For over a century, up until the fall of apartheid, the entirety of South Africa’s mining sector was controlled by a small selection of diversified conglomerates, each governed by a group financing model. New, foreign or specialised participation in the sector was a rarity, as the incumbent mining finance houses held titles and rights over unexploited assets.
When a freely elected African National Congress government took over in 1994, industry restructuring and unbundling became a top priority, and the introduction of a “use it or lose it” principle mandated that dormant assets became the property of the state to license out to new participants. In just 20 years the structure of the industry has transformed dramatically as a result, and in 2014 there are over 40 mining companies listed on the Johannesburg Stock Exchange (JSE), compared with just six two decades earlier.
While mineral ownership has today undoubtedly spread out into more hands, as exemplified by JSE-listed Exxaro and African Rainbow Minerals, which both have majority black ownership and management, a further objective that the government has been looking to address is diversifying ownership representation to better reflect the country’s demographic composition. The Mining Charter, enacted in 2004, prescribes that by 2014 the sector should have achieved 26% black ownership – an industry-sponsored component of the government’s empowerment initiative, known as Broad-Based Black Economic Empowerment (BBBEE, see Economy chapter).
“When making investments anywhere in the world there are always conditions in place that investors need to adapt to. In South Africa there is a particular history that we are looking to redress, and miners need to and should understand this,” Mosa Mabuza, the deputy director-general for Mineral Policy and Promotion at the Department of Mineral Resources, told OBG.
Over the past decade a number of mining companies have sold off the required equity stakes, in some cases at a discount to ensure accessibility, in order to meet government-backed charter deadlines for black ownership. But as there is no mechanism to lock in these deals, if and when an empowerment partner opts to sell off their stake a company may suddenly find itself failing to meet the requisite ownership scorecard. Thus, in order to again fulfil the charter stipulations, it would need to sell off a fresh stake, with the cumulative result being ownership dilution in excess of the originally called for 26%.
As prohibiting black equity owners from relinquishing their stakes goes against the very principles of empowerment, the Chamber of Mines has lobbied for the introduction of a “Once-Empowered, AlwaysEmpowered” evaluation, whereby past deals made will be recognised towards black empowerment credentials.
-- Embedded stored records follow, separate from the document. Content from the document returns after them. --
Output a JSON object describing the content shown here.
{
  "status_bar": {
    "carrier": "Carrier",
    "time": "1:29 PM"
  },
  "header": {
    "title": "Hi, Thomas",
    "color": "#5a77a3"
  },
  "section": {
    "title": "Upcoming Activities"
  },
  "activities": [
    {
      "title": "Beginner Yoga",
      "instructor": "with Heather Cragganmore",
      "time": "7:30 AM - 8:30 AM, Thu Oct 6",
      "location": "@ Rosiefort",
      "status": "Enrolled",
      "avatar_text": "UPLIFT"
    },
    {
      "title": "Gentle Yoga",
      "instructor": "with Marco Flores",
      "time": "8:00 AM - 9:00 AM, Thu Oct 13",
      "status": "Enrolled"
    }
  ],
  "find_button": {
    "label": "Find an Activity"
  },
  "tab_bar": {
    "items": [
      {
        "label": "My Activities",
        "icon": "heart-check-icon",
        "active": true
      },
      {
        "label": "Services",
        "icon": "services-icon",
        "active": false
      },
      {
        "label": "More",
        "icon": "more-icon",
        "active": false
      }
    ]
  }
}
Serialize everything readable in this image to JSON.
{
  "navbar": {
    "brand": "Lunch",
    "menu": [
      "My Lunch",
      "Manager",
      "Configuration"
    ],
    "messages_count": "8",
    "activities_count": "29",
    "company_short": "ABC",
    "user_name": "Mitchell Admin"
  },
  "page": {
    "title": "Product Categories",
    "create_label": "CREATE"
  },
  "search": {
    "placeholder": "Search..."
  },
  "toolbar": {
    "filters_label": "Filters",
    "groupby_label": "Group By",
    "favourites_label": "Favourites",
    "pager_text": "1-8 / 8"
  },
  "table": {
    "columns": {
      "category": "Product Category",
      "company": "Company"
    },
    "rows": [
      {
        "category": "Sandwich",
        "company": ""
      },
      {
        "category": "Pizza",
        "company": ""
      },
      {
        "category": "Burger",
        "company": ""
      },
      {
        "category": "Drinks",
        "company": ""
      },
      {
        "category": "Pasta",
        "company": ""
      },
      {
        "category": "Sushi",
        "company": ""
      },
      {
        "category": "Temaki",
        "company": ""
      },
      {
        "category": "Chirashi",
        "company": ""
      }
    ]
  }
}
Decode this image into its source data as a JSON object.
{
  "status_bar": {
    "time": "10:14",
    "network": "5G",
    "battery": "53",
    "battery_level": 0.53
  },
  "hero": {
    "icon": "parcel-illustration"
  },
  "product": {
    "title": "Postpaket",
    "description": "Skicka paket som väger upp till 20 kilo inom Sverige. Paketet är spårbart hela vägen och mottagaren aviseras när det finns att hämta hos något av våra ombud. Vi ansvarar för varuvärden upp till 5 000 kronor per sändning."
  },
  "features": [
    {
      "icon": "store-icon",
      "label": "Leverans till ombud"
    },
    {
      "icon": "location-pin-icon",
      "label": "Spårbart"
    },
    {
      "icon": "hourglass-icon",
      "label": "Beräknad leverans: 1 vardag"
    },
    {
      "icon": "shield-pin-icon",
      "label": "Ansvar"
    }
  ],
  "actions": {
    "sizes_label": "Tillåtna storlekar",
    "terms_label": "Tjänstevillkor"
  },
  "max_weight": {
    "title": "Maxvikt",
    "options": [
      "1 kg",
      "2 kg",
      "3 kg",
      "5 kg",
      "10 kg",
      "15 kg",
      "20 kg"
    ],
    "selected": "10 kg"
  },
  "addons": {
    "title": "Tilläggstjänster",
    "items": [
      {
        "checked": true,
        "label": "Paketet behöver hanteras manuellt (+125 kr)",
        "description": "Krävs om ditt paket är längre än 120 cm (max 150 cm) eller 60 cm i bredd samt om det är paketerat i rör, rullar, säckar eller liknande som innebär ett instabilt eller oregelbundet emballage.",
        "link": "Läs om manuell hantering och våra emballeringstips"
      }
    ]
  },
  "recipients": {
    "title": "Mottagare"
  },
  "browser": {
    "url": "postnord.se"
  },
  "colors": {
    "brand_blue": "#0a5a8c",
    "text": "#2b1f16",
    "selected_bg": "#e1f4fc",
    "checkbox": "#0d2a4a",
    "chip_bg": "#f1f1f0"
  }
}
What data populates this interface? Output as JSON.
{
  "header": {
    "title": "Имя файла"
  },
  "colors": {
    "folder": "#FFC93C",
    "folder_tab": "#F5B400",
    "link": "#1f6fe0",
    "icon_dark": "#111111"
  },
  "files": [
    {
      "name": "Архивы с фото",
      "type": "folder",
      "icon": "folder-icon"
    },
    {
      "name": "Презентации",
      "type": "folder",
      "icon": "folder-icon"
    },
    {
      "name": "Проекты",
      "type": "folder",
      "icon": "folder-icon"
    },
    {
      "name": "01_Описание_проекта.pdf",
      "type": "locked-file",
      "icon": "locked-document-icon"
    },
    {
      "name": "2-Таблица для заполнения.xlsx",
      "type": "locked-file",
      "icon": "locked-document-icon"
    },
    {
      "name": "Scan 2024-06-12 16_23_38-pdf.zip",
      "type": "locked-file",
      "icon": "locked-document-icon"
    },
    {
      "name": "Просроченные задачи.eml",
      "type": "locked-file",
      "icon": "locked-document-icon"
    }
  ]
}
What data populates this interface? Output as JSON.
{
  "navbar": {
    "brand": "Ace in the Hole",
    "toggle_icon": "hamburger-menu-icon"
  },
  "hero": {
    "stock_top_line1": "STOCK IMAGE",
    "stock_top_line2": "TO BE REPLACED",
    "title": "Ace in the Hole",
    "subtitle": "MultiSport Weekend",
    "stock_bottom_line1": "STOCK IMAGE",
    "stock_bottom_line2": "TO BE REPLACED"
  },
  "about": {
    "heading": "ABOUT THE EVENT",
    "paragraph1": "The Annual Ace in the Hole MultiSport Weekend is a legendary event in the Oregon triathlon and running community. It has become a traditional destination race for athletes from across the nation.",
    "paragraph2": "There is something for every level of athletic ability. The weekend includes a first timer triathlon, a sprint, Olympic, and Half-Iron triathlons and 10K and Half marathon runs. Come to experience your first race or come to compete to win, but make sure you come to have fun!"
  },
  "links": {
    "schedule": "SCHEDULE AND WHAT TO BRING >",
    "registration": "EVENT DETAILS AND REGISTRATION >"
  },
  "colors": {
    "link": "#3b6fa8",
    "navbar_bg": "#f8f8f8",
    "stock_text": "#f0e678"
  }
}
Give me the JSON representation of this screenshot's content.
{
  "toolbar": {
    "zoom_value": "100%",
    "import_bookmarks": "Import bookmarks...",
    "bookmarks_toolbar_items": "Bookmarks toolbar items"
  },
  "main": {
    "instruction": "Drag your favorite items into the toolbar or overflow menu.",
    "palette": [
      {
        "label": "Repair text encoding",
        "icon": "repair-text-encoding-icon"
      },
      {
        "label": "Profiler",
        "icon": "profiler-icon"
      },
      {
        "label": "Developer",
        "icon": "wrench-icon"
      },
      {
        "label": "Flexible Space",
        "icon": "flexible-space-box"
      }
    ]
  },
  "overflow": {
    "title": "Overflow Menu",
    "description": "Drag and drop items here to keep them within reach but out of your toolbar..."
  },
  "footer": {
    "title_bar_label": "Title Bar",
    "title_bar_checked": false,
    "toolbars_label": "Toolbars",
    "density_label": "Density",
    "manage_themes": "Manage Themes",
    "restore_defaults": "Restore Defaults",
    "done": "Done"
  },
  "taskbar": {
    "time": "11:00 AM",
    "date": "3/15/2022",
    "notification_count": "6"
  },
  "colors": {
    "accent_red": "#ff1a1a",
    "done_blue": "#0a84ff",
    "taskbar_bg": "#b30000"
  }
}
Another unintended by-product of the Mining Charter was the phenomenon of “fronting”, a term that refers to a situation where a firm might technically comply with the ownership requirements, but the black equity partners are afforded little to no influence or genuine participation in decision making.
Fronting has been a challenge in a number of sectors throughout the economy and recent reforms have sought to reduce the scope for abuse. “Unfortunately, ownership has received the most attention when it comes to transformation, yet it is the least relevant when it comes to impactful transformation, and creates other complications,” Kieran Daly, the head of mining research at Macquarie Group, told OBG. “The only parties to have consistently benefitted have been investment bankers and deal-structurers.”
Who’s Keeping Score
With the charter set to expire in 2014, uncertainty reigns as to whether the legislation will continue, or be enveloped into the Department of Trade and Industry’s BBBEE generic industry codes. The charter focuses on a broad range of transformation metrics beyond ownership, but it is the ownership targets and the evaluation of them that draws the most scrutiny and tends to dominate debate over whether or not true sector transformation is being achieved.